Essa gente nunca leu (ou não entendeu) Platão e Aristóteles, Montesquieu e Rousseau, Habermas e Bobbio, e aprecia Gandhi e Mandela apenas como retratos na parede.

E cadê a oposição? Qual a sua proposta alternativa à reforma tributária? Até existe, mas quase ninguém conhece. E à retomada do crescimento, combate ao desemprego e melhoria da saúde e da educação? Cadê o trabalho de base, os vínculos orgânicos com as classes populares, a alfabetização política?

Apesar de tudo, não nos resta outra via fora da política. Pode-se odiá-la, repudiá-la ou ficar indiferente. Mas é o que determina a nossa qualidade de vida, como trabalho, moradia, alimentação e saúde. Quem não gosta de política é governado por quem gosta. E tudo que os maus políticos desejam é que fiquemos alheios à política. Assim, damos carta de alforria aos corruptos, nepotistas e similares.

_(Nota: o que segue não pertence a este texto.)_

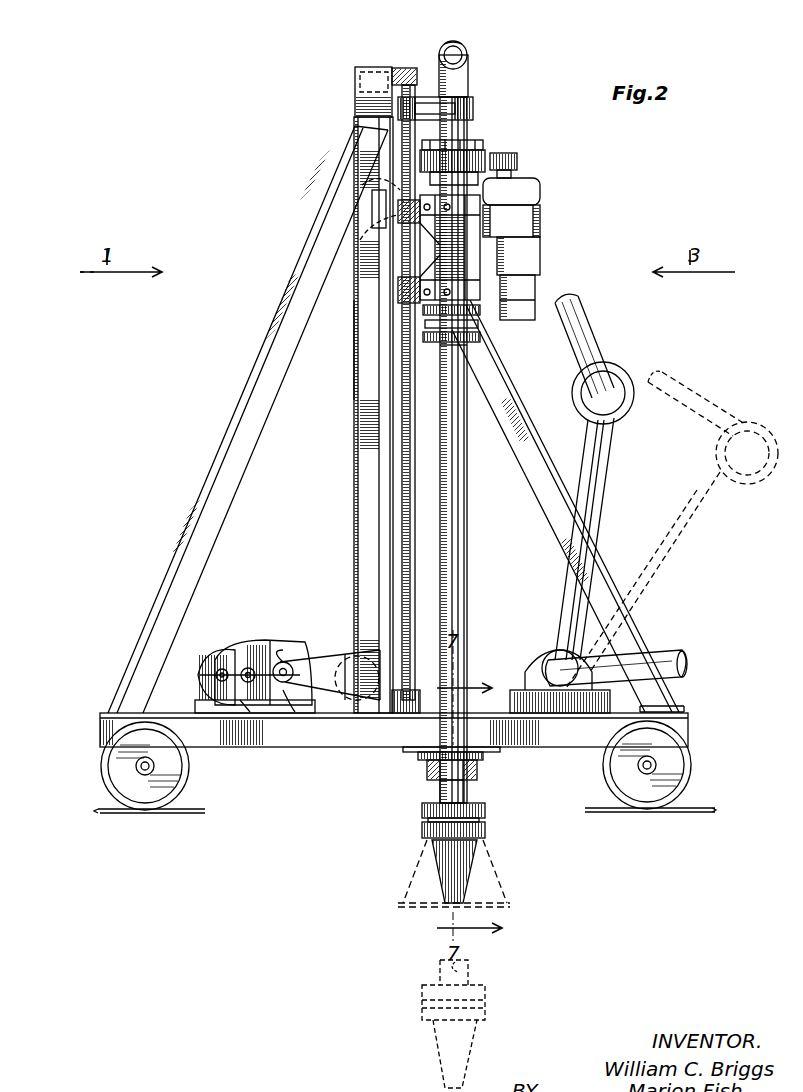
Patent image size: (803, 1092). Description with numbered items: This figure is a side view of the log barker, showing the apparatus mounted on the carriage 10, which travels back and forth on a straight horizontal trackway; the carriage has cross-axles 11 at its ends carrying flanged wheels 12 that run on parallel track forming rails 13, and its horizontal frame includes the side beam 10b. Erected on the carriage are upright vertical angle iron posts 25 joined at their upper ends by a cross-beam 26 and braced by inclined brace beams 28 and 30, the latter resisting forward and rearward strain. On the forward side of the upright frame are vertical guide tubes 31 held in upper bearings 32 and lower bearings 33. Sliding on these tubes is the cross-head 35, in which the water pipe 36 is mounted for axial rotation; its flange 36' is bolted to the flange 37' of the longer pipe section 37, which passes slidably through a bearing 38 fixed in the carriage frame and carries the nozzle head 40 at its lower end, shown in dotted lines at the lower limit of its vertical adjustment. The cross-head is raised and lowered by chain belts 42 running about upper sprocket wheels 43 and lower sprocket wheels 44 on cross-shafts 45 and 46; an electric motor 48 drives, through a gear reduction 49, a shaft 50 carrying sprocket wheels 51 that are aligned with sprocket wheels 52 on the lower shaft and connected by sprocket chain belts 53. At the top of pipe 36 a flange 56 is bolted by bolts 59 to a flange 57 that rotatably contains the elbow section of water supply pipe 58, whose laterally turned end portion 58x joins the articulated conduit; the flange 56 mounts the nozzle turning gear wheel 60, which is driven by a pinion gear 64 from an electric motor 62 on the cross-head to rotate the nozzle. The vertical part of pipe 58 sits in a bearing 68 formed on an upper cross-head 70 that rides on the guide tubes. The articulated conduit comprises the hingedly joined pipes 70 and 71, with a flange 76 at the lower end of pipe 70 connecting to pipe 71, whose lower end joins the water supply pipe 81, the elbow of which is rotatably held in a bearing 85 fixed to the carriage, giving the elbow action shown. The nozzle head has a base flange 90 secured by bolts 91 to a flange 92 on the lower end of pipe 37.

Nossa incultura política é tão rasteira que em vez de o Estado cumprir a sua função constitucional de dar segurança à nação, sobretudo nesse período de pandemia, se empenha em liberar a compra e a posse de armas. E há quem esteja de acordo com o “cada um que se defenda!” E seja o que Deus não quer...

Ainda bem que temos eleição presidencial no próximo ano. É hora de virar o jogo.